Entitlement and Expectations With Kids

Filed under: parenting — Tags: , , , , , , , , , , , , , — paulthinkingoutloud @ 6:46 pm

We never gave our kids an allowance.   Not once.   Working for ministry organizations and then having a commercial ministry where we don’t pay ourselves a salary may have precluded it somewhat.   But at the end of the day, I just didn’t see the point.   Some kids are paid for being good.   Our kids were good for nothing.  [Rim-shot!]   I just didn’t want them to think that we owed them anything.

We never bought our kids stuff when we went to the mall.   Not as a rule, anyway.   The general presumption was that we were going to look, that the mall was a recreational destination where we would also do some comparison shopping and if the mood hit us, actually make a purchase.   There was never the expectation that we would emerge carrying packages.   The kids never thought that they were going to come away with increased personal possessions.

As a result, I think my children have a balanced perspective when it comes to materialism.   And they are quickly learning to pick up the tab for the things they need or want on their own.   It helps that both have had paying jobs.   For the youngest, having a part-time job at his age in our town is nothing short of a miracle.

With one 15 and one 18, it will be interesting to see the consumer choices they make as they move toward greater independence.   My oldest, aka Kid one, now has a VISA card, and is already doing online banking.

That doesn’t scare me as much as the girl who came in my store last month with a debit card.   I think she was about nine years old.   Okay, maybe ten.  But not much more than that.    It was one of those split-second moments of seeing something almost comedic, like when little boys would dress up in their father’s jackets and ties, back when their fathers actually wore jackets and ties.   Maybe the analogy today is wearing their father’s shoes.   (Not sure what the girl equivalent is, maybe you can tell me?)

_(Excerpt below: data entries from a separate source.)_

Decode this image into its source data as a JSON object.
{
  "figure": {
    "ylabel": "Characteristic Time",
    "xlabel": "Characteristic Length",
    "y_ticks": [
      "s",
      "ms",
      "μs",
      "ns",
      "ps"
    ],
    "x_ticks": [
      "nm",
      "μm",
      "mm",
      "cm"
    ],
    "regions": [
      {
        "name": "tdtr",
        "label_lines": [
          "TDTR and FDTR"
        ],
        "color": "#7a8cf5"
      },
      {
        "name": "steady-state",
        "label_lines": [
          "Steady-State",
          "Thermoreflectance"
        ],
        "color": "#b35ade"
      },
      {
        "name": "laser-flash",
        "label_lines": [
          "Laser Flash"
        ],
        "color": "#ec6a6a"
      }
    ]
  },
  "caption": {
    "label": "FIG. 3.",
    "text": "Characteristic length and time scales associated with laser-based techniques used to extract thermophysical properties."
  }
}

The other thing I’ve tried to do is encourage our kids not to waste, because I believe the issue of consumption and the issue of waste go hand-in-hand.   Maybe rationing the squares of toilet tissue is a bit much,* but certainly there’s no need for the second glass of the expensive treat we bought, such as Welch’s Grape Juice — the real stuff, not the Grape Cocktail their flogging now — or even a second glass of the cheaper apple juice.

Mind you, they’ve inherited that from me.   I see food on the table and feel this desire for more. I had no siblings growing up, yet I seem to be in this constant competition for my fair share.   Not sure where I got that.   But like father like son(s); the kids don’t like to miss out.

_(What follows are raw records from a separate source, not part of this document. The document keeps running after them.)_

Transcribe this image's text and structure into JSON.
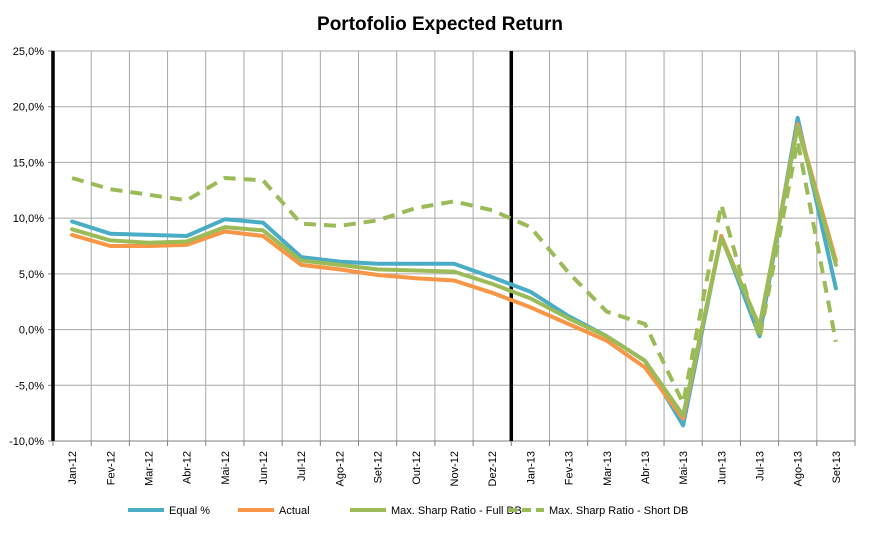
{
  "chart_data": {
    "type": "line",
    "title": "Portofolio Expected Return",
    "xlabel": "",
    "ylabel": "",
    "ylim": [
      -10,
      25
    ],
    "y_ticks": [
      "25,0%",
      "20,0%",
      "15,0%",
      "10,0%",
      "5,0%",
      "0,0%",
      "-5,0%",
      "-10,0%"
    ],
    "grid": true,
    "legend_position": "bottom",
    "categories": [
      "Jan-12",
      "Fev-12",
      "Mar-12",
      "Abr-12",
      "Mai-12",
      "Jun-12",
      "Jul-12",
      "Ago-12",
      "Set-12",
      "Out-12",
      "Nov-12",
      "Dez-12",
      "Jan-13",
      "Fev-13",
      "Mar-13",
      "Abr-13",
      "Mai-13",
      "Jun-13",
      "Jul-13",
      "Ago-13",
      "Set-13"
    ],
    "vertical_markers": [
      {
        "between": [
          "Dez-12",
          "Jan-13"
        ],
        "color": "#000000"
      }
    ],
    "left_axis_line_color": "#000000",
    "series": [
      {
        "name": "Equal %",
        "color": "#4BACC6",
        "dashed": false,
        "values": [
          9.7,
          8.6,
          8.5,
          8.4,
          9.9,
          9.6,
          6.5,
          6.1,
          5.9,
          5.9,
          5.9,
          4.7,
          3.4,
          1.2,
          -0.6,
          -2.8,
          -8.6,
          8.4,
          -0.6,
          19.0,
          3.7
        ]
      },
      {
        "name": "Actual",
        "color": "#F79646",
        "dashed": false,
        "values": [
          8.5,
          7.5,
          7.5,
          7.6,
          8.8,
          8.4,
          5.8,
          5.4,
          4.9,
          4.6,
          4.4,
          3.3,
          2.0,
          0.5,
          -1.0,
          -3.4,
          -8.0,
          8.4,
          0.2,
          18.4,
          6.2
        ]
      },
      {
        "name": "Max. Sharp Ratio - Full DB",
        "color": "#9BBB59",
        "dashed": false,
        "values": [
          9.0,
          8.0,
          7.8,
          7.9,
          9.2,
          8.9,
          6.2,
          5.8,
          5.4,
          5.3,
          5.2,
          4.1,
          2.8,
          1.0,
          -0.6,
          -2.8,
          -7.7,
          8.2,
          0.3,
          18.2,
          5.8
        ]
      },
      {
        "name": "Max. Sharp Ratio - Short DB",
        "color": "#9BBB59",
        "dashed": true,
        "values": [
          13.6,
          12.6,
          12.1,
          11.6,
          13.6,
          13.4,
          9.5,
          9.3,
          9.8,
          10.9,
          11.5,
          10.7,
          9.2,
          5.1,
          1.6,
          0.5,
          -6.6,
          11.2,
          -0.8,
          16.9,
          -1.1
        ]
      }
    ]
  }
}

My youngest, aka Kid Too, is usually the first to take a piece of chicken or roast beef from the platter, a luxury of choice I was always taught is reserved for the cook, aka Mrs. W.   He chooses well.   He has taken a culinary course and knows the good pieces.   The tender pieces.   I always complain at that point that he just took “the best piece.”   I am not trying to cause trouble.   I sized up the platter before we said the blessing and already saw the piece  that I considered the finest, and he took it.

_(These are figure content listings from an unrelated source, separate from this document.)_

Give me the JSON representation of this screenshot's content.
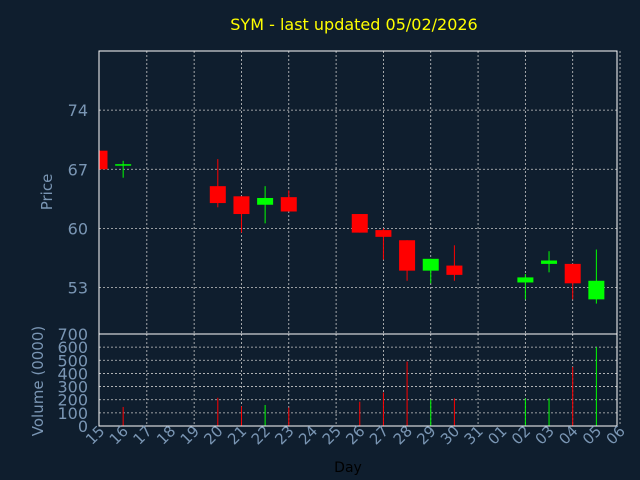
{
  "colors": {
    "background": "#0f1e2e",
    "title": "#ffff00",
    "axis_text": "#7a96b4",
    "frame": "#ffffff",
    "grid": "#c8c8c8",
    "up": "#00ff00",
    "down": "#ff0000",
    "label": "#000000"
  },
  "chart_data": [
    {
      "type": "candlestick",
      "title": "SYM - last updated 05/02/2026",
      "ylabel": "Price",
      "xlabel": "",
      "ylim": [
        47.5,
        81.0
      ],
      "yticks": [
        53,
        60,
        67,
        74
      ],
      "grid": true,
      "categories": [
        "15",
        "16",
        "17",
        "18",
        "19",
        "20",
        "21",
        "22",
        "23",
        "24",
        "25",
        "26",
        "27",
        "28",
        "29",
        "30",
        "31",
        "01",
        "02",
        "03",
        "04",
        "05",
        "06"
      ],
      "candles": [
        {
          "x": "15",
          "open": 69.2,
          "high": 69.2,
          "low": 67.0,
          "close": 67.0
        },
        {
          "x": "16",
          "open": 67.6,
          "high": 68.0,
          "low": 66.0,
          "close": 67.6
        },
        {
          "x": "20",
          "open": 65.0,
          "high": 68.2,
          "low": 62.5,
          "close": 63.0
        },
        {
          "x": "21",
          "open": 63.8,
          "high": 63.8,
          "low": 59.5,
          "close": 61.7
        },
        {
          "x": "22",
          "open": 62.8,
          "high": 65.0,
          "low": 60.6,
          "close": 63.6
        },
        {
          "x": "23",
          "open": 63.7,
          "high": 64.5,
          "low": 62.0,
          "close": 62.0
        },
        {
          "x": "26",
          "open": 61.7,
          "high": 61.7,
          "low": 59.5,
          "close": 59.5
        },
        {
          "x": "27",
          "open": 59.8,
          "high": 60.0,
          "low": 56.3,
          "close": 59.0
        },
        {
          "x": "28",
          "open": 58.6,
          "high": 58.6,
          "low": 53.8,
          "close": 55.0
        },
        {
          "x": "29",
          "open": 55.0,
          "high": 56.4,
          "low": 53.5,
          "close": 56.4
        },
        {
          "x": "30",
          "open": 55.6,
          "high": 58.0,
          "low": 53.8,
          "close": 54.5
        },
        {
          "x": "02",
          "open": 53.6,
          "high": 54.6,
          "low": 51.6,
          "close": 54.2
        },
        {
          "x": "03",
          "open": 55.8,
          "high": 57.3,
          "low": 54.8,
          "close": 56.2
        },
        {
          "x": "04",
          "open": 55.8,
          "high": 55.8,
          "low": 51.6,
          "close": 53.5
        },
        {
          "x": "05",
          "open": 51.6,
          "high": 57.5,
          "low": 51.1,
          "close": 53.8
        }
      ]
    },
    {
      "type": "bar",
      "ylabel": "Volume (0000)",
      "xlabel": "Day",
      "ylim": [
        0,
        700
      ],
      "yticks": [
        0,
        100,
        200,
        300,
        400,
        500,
        600,
        700
      ],
      "grid": true,
      "categories": [
        "15",
        "16",
        "17",
        "18",
        "19",
        "20",
        "21",
        "22",
        "23",
        "24",
        "25",
        "26",
        "27",
        "28",
        "29",
        "30",
        "31",
        "01",
        "02",
        "03",
        "04",
        "05",
        "06"
      ],
      "bars": [
        {
          "x": "16",
          "value": 145,
          "direction": "down"
        },
        {
          "x": "20",
          "value": 215,
          "direction": "down"
        },
        {
          "x": "21",
          "value": 150,
          "direction": "down"
        },
        {
          "x": "22",
          "value": 160,
          "direction": "up"
        },
        {
          "x": "23",
          "value": 140,
          "direction": "down"
        },
        {
          "x": "26",
          "value": 185,
          "direction": "down"
        },
        {
          "x": "27",
          "value": 255,
          "direction": "down"
        },
        {
          "x": "28",
          "value": 490,
          "direction": "down"
        },
        {
          "x": "29",
          "value": 200,
          "direction": "up"
        },
        {
          "x": "30",
          "value": 210,
          "direction": "down"
        },
        {
          "x": "02",
          "value": 210,
          "direction": "up"
        },
        {
          "x": "03",
          "value": 210,
          "direction": "up"
        },
        {
          "x": "04",
          "value": 450,
          "direction": "down"
        },
        {
          "x": "05",
          "value": 600,
          "direction": "up"
        }
      ]
    }
  ]
}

At this point, I’m thinking of the title of the book by Francis Shaeffer’s daughter, Susan McAuley Schaeffer, How To Be Your Own Selfish Pig. I have been mastering this art for years, but not through actual pigging, but by ranting about the perceived pigging of everyone else.

As I write, it occurs to me that I probably wouldn’t be so obsessed about portion control if my youngest would show more gratitude.   Actually, he does this a great deal, but in other areas.   If he were to tell me how much he enjoys the times we purchase the more expensive grape juice, I would probably lavish him with more.

Then it hits me.   That’s what God is waiting for.   He has many good things in heaven’s storehouse which have me in mind.   But he’s waiting for me to say thanks for what I have been given.   As the Biblical story of the ten lepers teaches us, the thank-you rate is about 10%.

*I don’t actually ration toilet tissue, though I have been known to do calculations as to the number of squares that — hmmm …too much information?